The remnants of celebratory decoration are what direct the way to the new exhibit. Streamers are delicately draped over the doorway, and the end of one brushes my shoulder as I follow Master into the next museum section. Bright letters proclaiming this room "The Crossing of Aurora." An uneasy feeling slides through me as the floor, walls, and ceiling begin to slowly darken as we make our way farther into the room. Horribly familiar twisted trees seem to grow straight from the floor, now covered in what looked like mud, and tiny flickering lights make the ceiling look like the night sky. I have suddenly been transported into the bogs of Aurora. Even the smell and temperature felt eerily like it had when I had made the fateful journey. I cross my arms over my stomach in an attempt to warm myself as the temperature slowly falls. Somewhere hidden in the foliage a speaker belts out the sounds of nightlife. "Isn't it so strange?" I look back to Master as he continues to make his way down the now dirt trail. "This was something that spanned the entirety of what was then the eastern edge of the world. Coming here, you can almost see why the people of old were so afraid to traverse the Aurora."
The trees almost seem to part for us as we come to the first display cases. Nestled into the background like they had also grown strait from the mud, the glass enclosures were filled with pieces of the cart itself. The carvings hung like artwork. Next were some of the little trinkets found with the bodies, laid with care on a backing of silk. The totem we found depicting the fall in a place of honor. Such a strange sight. These little bits treated like the trappings of royalty. Scraps that had most likely been scrounged from garbage on the streets cushioned on the most valuable cloth in the empire. The next few cases held the remains. I take a deep breath before walking up to the first one. Each person is laid in a casket- like box decorated with carvings much like the ones on the cart. Their bodies covered with simple cloth blankets only leaving their feet and faces exposed. I almost can't stop the scoff working its way up my throat. Even in death they still can't escape the mark of slavery. I of all people can understand the disconnect of soul from body. These people, wherever they may be, do not care about where their bodies are, or what they might be stored in. Such things don't matter in the afterlife. Such things are only a reassurance for those left behind. But I can't help but group myself with them. How many lives have I watched wax and wane? How many loved ones have I given entire lives to just to have them leave like everyone else? I am the very definition of one who was left behind.

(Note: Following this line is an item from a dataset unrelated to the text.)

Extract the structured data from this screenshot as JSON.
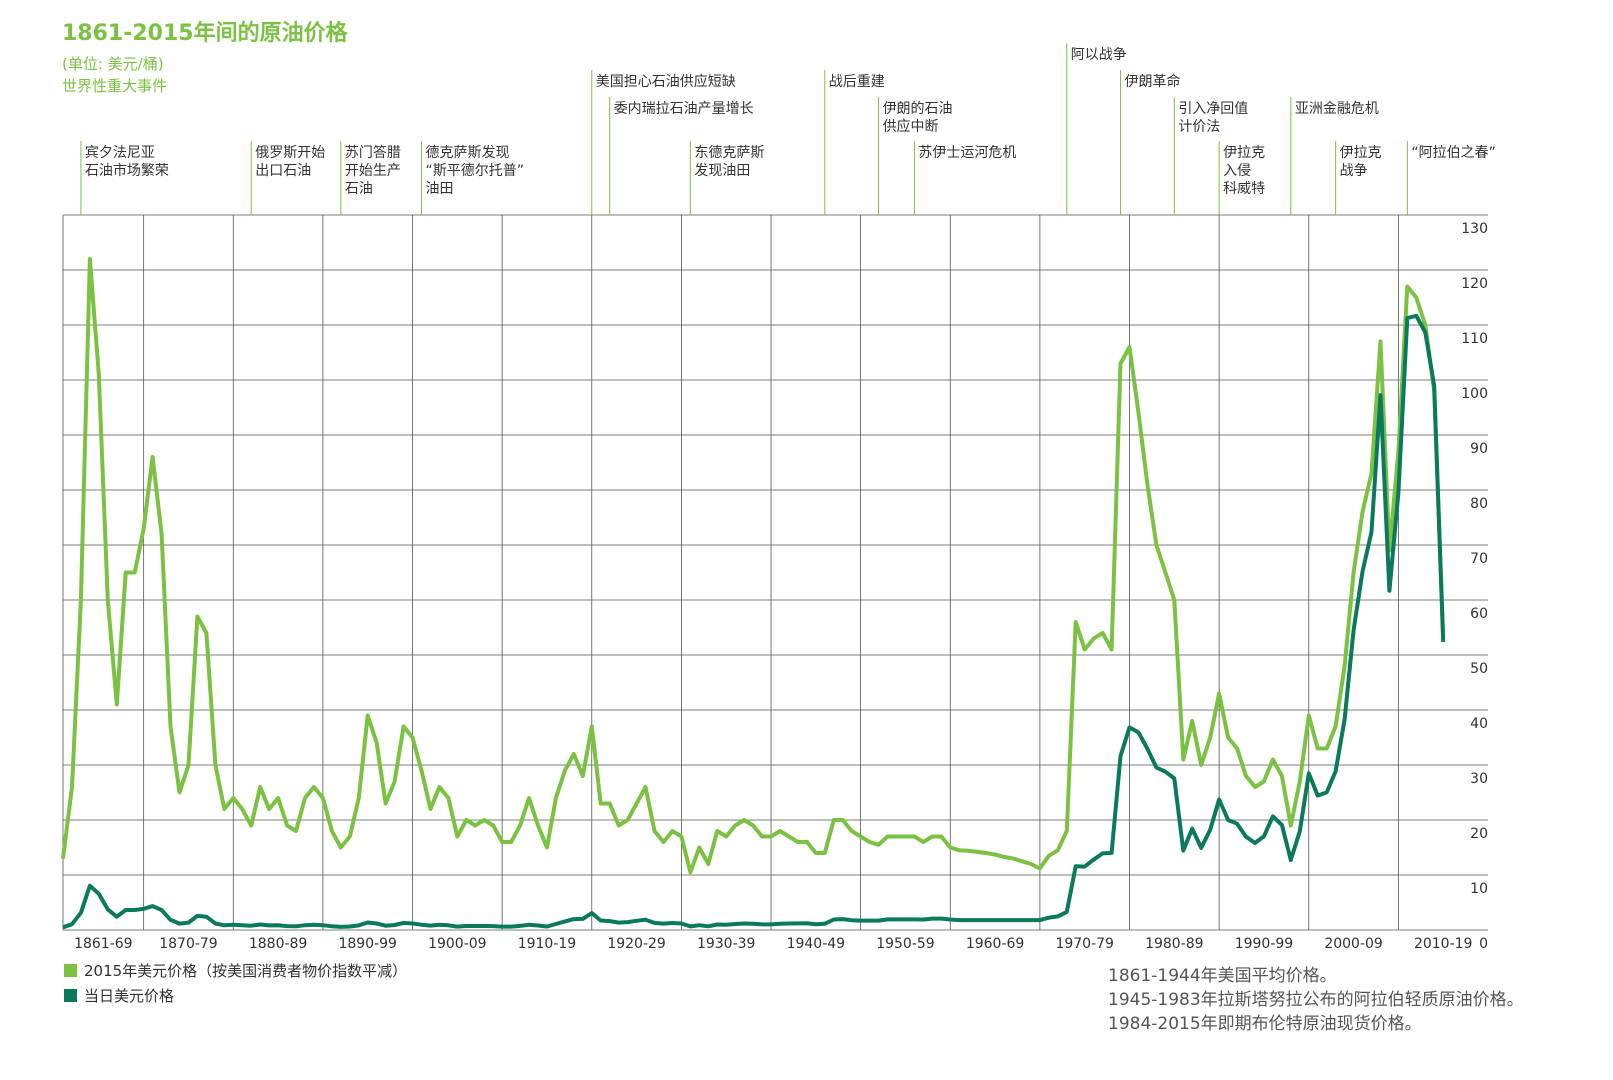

Another thought comes to my mind unbidden and I am accosted by a strange feeling of deja vu. I am suddenly standing over a stone bearing the name of a life lived long ago. My feet are bare, and are almost searing on the hot dirt as I stand and stare at the grave set before me. I was but a teenager. My body holding the lithe grace of youth. I wore the skin of a man, moulded into muscles and the shine of sweat by the hard life of a laborer. We were clearing the ancient graveyard of its foliage and bodies in order to make room for the expansion of the city when an old headstone had caught my attention.
Liona
Loving Mother and Wife
Merroah va Conear
Liona had been the name I had in a life long before this, but I could remember it like it was only yesterday. My heart had warmed when I saw what my family had done for my remains in my memory, but instantly turned cold when I saw what was scrawled on the bottom. Morroah va Conear. It was the old language of the slaves, what sounded and looked like complete gibberish to the people of the empire but held all the meaning in the world for people with eyes the color of earth. And these simple words held more meaning than most.
Mother of the Revolution.
My family had made me a martyr. They had used my death as the catalyst to something much more troubling. And as I stood there with bare feet holding a shovel I was using to dig up the graves of our ancestors I was already given the answer to all of my burning questions. They had started something they couldn't finish, and had failed. A glance at the surrounding graves confirmed it. I stood over the last resting places of my loved ones who had all been killed no later than a year after my passing. They dreamed of a revolution, and they had gotten it. And now they rested in dirt deemed of little worth enough to be given to the slaves for their dead. My own dreams of them living long and happy lives after I was gone dashed. With tears streaking lines in the dirt on my face I dug them up from their graves and bore them to the old rumbling truck that waited on the edge of the graveyard. I do not know what the slavers did with the remains, but now as I am once again standing beside Master in front of more corpses I mourn their loss.